Saskatchewan Premier Scott Moe wrote on social media he’s pleased that Carney is visiting China and he hopes the prime minister can convince Beijing to drop its agricultural tariffs.
“If we are truly serious about securing, diversifying and expanding Canadian markets around the world, this is a country we should engage with in a serious way,” Moe wrote.
Ong said China is motivated to build stronger ties with Canada because its economy is suffering from a weak property market and high youth unemployment, despite a thriving tech sector. Both countries are trying to diversify their trade away from the U.S. market.
Still, Ong said her research has found China slaps restrictions on Canadian goods that have the lowest economic impacts on China, while encouraging countries to rely on Chinese goods that they would struggle to source elsewhere.
“We need to be very careful about China weaponizing dependency,” she said.
She also said Canada “should maximize our interests” by seeking economic gains while not abandoning its values. “It is in Canadian interests to defend democracies, to defend liberty and freedom,” she said.
Carney said in September that Ottawa should be “clearer about where we engage” with China — that Canada could collaborate “deeply” with Beijing on energy, climate change and basic manufacturing, while maintaining “guardrails” around national security matters.
Since taking office, Carney has said that Canada’s strategy is to work with China where there is common ground and respect differences while defending Canadian interests.
For years, Beijing has urged Canada to focus on shared priorities instead of flashpoints such as China’s repression in Hong Kong and allegations of human rights abuses targeting Uyghurs and other minorities.
Carney’s private meeting with Xi in October lasted about 40 minutes. While no movement on trade issues came out of it, Xi invited Carney to visit China in the new year.

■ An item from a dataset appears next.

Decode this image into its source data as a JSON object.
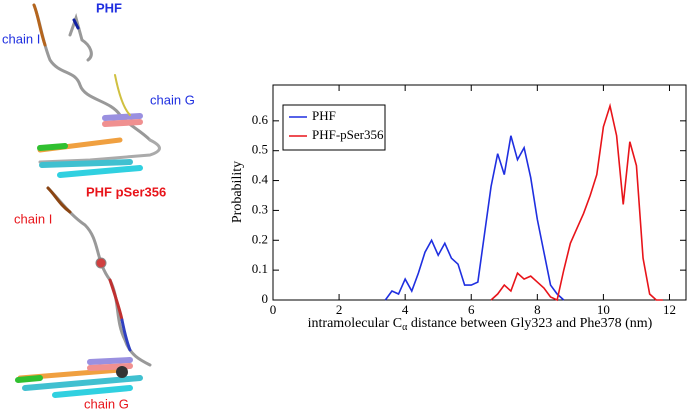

Carney said he was “very pleased’ with that meeting and suggested it represented a “turning point” in Canada-China relations.
That’s a sharp turn from comments Carney made during the leaders’ debate in the spring federal election, when he described China as “the biggest security threat” facing Canada. Carney later attributed the threat to Chinese foreign interference activities in Canadian politics and China’s activity in the Arctic.
After the October meeting, Carney said he raised the issue of foreign interference with Xi and that Beijing does not understand how seriously Canada takes the issue.
Last January, a federal inquiry concluded that “China is the most active perpetrator of foreign interference targeting Canada’s democratic institutions” at all levels.
Beijing insists it does not interfere in other countries’ affairs and has called on Canada to do the same regarding matters it deems to be domestic, such as the status of Taiwan.
Ong said Beijing likely will continue to target Chinese-Canadians through political interference and transnational repression, regardless of how much trade takes place between the two countries, “because of the sheer size of Chinese diaspora in this country.”
“We have to think about separate measures to insulate ourselves from those harms,” she added.
While in China, Carney will also meet Chinese Premier Li Qiang and business leaders to discuss trade, energy, agriculture and international security.
Carney is likely to visit China again this year in November, when the Asia-Pacific Economic Co-operation forum hosts leaders in the tech hub of Shenzhen.